Learning to live well with hearing loss can take a long time.  The aural rehabilitation process seems to be on a continual loop, like a movie played over and over. You wonder if the communication success touted by your hearing care professional is just an illusion, because just when you think you’ve nailed it, a bad hearing day knocks you flat on your butt. It’s like golf – hit a brilliant shot in one game, lose 10 balls in the next.  But there’s good news:  in my experience, the bad hearing days become fewer – and easier to recover from – when we learn how to kick down those communication barriers.

 

Every time you get a new hearing aid, it’s like the first time.   And I don’t mean the sweet and wonderful stuff, like falling in love; I mean the extremely loud and annoying stuff. You can hear yourself breathing – you can hear people on the other side of the world breathing, for heaven’s sakes!  I had a shock with my most recent set of hearing aids – I heard my own tummy rumbling! OMG, you mean other people have been hearing me do that, all these years?  Having never heard anyone else’s tummy growling, I didn’t realize it was so loud!

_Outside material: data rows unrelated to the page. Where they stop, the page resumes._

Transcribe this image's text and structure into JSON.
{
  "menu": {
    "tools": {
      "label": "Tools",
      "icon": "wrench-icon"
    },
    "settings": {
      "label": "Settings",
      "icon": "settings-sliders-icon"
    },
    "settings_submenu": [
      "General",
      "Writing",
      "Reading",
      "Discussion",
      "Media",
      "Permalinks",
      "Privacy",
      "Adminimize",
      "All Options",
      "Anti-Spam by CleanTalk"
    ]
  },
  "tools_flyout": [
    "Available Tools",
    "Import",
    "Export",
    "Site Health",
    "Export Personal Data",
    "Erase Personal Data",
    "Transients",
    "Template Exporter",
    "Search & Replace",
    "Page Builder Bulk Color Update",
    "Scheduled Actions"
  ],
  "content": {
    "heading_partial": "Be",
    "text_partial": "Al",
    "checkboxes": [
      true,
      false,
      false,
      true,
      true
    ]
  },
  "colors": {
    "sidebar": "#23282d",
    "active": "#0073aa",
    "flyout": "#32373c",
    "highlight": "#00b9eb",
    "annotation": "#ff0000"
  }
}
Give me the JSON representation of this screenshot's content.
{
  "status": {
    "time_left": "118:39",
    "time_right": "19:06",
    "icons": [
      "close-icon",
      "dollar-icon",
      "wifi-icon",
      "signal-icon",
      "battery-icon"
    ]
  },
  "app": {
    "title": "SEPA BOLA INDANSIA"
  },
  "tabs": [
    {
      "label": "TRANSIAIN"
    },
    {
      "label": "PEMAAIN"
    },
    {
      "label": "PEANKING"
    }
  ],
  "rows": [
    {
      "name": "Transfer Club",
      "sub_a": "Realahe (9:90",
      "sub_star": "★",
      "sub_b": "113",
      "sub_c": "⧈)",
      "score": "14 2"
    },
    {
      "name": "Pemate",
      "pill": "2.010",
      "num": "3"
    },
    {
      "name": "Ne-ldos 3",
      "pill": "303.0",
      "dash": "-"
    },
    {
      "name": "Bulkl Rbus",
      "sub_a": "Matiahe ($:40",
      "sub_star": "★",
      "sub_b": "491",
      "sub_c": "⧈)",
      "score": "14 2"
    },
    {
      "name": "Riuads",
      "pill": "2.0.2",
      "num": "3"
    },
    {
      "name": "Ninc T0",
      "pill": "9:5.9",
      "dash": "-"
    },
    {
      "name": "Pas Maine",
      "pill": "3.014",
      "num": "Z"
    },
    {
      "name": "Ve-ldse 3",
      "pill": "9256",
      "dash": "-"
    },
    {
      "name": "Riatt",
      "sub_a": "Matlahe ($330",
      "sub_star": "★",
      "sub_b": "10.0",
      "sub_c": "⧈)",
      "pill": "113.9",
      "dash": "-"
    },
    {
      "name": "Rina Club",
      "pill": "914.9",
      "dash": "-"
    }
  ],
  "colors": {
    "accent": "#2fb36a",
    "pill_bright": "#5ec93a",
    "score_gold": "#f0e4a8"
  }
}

And then, after a few weeks of breaking in the hearing aids (when sometimes you want to break it in pieces) you realize the sounds are no longer as loud or grating.  That’s when you panic, convinced that you’ve become deafer, thanks to those damn-loud hearing aids!  This happens, they say, because our brain has become used to the signals it receives but….you know….part of me is not 100% convinced.

 

Your loved ones forget or ignore the new rules of communication.   And often. When your spouse-child-mom-dad-sister-best friend-boss-from-hell takes the introductory (and emotionally-delivered) course on “How to Communicate with a Person Who Has Hearing Loss”, he or she may still not remember to communicate in an inclusive way.  And here’s the real shocker – neither will you.  Let’s admit it – who among us hasn’t called their partner from another room – who then has the outrageous gall to answer you from the other side of the wall!

 

Hearing loss can turn you into a self-pitying whiner who looks under rocks for evidence of discrimination and bad behavior.  I’ve been there and done that, at some point.  The trick is being able to turn self-pity into acceptance, whining into advocacy and realizing that, while discrimination most definitely exists, what’s usually under those rocks is simply the barrier of ignorance about hearing loss, which is when we put our self-advocacy into play.

 

Absorbing the shocks of hearing loss takes time and supports – from our hearing care professional, family, other people with hearing loss and consumer organizations. We just have to reach out for them.  Life with hearing loss will be better when we do.